Transformer Neural Processes: Uncertainty-Aware Meta Learning Via Sequence Modeling
Tung Nguyen, Aditya Grover
TL;DR
Transformer Neural Processes (TNPs) recast uncertainty-aware meta-learning as sequence modeling, using a transformer backbone and an autoregressive objective to predict target values conditioned on context. By enforcing context invariance and target equivariance and offering diagonal and non-diagonal covariance variants, TNPs achieve strong performance across meta-regression, image completion, contextual bandits, and Bayesian optimization without relying on latent-variable ELBOs.

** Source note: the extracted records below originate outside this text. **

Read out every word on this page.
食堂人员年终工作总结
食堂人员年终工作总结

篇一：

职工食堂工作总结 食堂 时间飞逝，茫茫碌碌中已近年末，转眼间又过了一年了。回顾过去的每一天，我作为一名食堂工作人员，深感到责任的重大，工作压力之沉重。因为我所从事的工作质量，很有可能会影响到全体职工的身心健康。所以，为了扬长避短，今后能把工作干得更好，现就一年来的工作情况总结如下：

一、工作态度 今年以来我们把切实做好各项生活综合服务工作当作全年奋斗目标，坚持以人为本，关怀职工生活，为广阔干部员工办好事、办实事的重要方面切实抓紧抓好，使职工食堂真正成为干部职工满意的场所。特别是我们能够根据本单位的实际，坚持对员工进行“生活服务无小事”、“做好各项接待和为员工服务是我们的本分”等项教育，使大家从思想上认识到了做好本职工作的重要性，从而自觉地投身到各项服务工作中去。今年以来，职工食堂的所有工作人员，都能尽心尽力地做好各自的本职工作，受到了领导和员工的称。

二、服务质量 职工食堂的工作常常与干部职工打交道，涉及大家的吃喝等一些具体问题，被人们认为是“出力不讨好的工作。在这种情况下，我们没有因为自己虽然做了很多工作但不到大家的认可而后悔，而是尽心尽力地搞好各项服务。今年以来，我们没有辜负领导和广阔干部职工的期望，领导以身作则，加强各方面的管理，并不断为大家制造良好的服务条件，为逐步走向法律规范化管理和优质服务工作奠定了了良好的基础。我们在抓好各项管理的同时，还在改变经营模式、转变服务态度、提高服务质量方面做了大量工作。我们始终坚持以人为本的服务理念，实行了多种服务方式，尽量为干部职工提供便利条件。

The approach yields state-of-the-art results on several benchmarks, highlights efficient covariances (diagonal or Cholesky/low-rank), and demonstrates favorable scalability and calibration properties. This work provides a unified, scalable framework for uncertainty-aware meta-learning with practical impact on sequential decision making and function-learning tasks.
Abstract
Neural Processes (NPs) are a popular class of approaches for meta-learning. Similar to Gaussian Processes (GPs), NPs define distributions over functions and can estimate uncertainty in their predictions. However, unlike GPs, NPs and their variants suffer from underfitting and often have intractable likelihoods, which limit their applications in sequential decision making. We propose Transformer Neural Processes (TNPs), a new member of the NP family that casts uncertainty-aware meta learning as a sequence modeling problem. We learn TNPs via an autoregressive likelihood-based objective and instantiate it with a novel transformer-based architecture. The model architecture respects the inductive biases inherent to the problem structure, such as invariance to the observed data points and equivariance to the unobserved points. We further investigate knobs within the TNP framework that tradeoff expressivity of the decoding distribution with extra computation. Empirically, we show that TNPs achieve state-of-the-art performance on various benchmark problems, outperforming all previous NP variants on meta regression, image completion, contextual multi-armed bandits, and Bayesian optimization.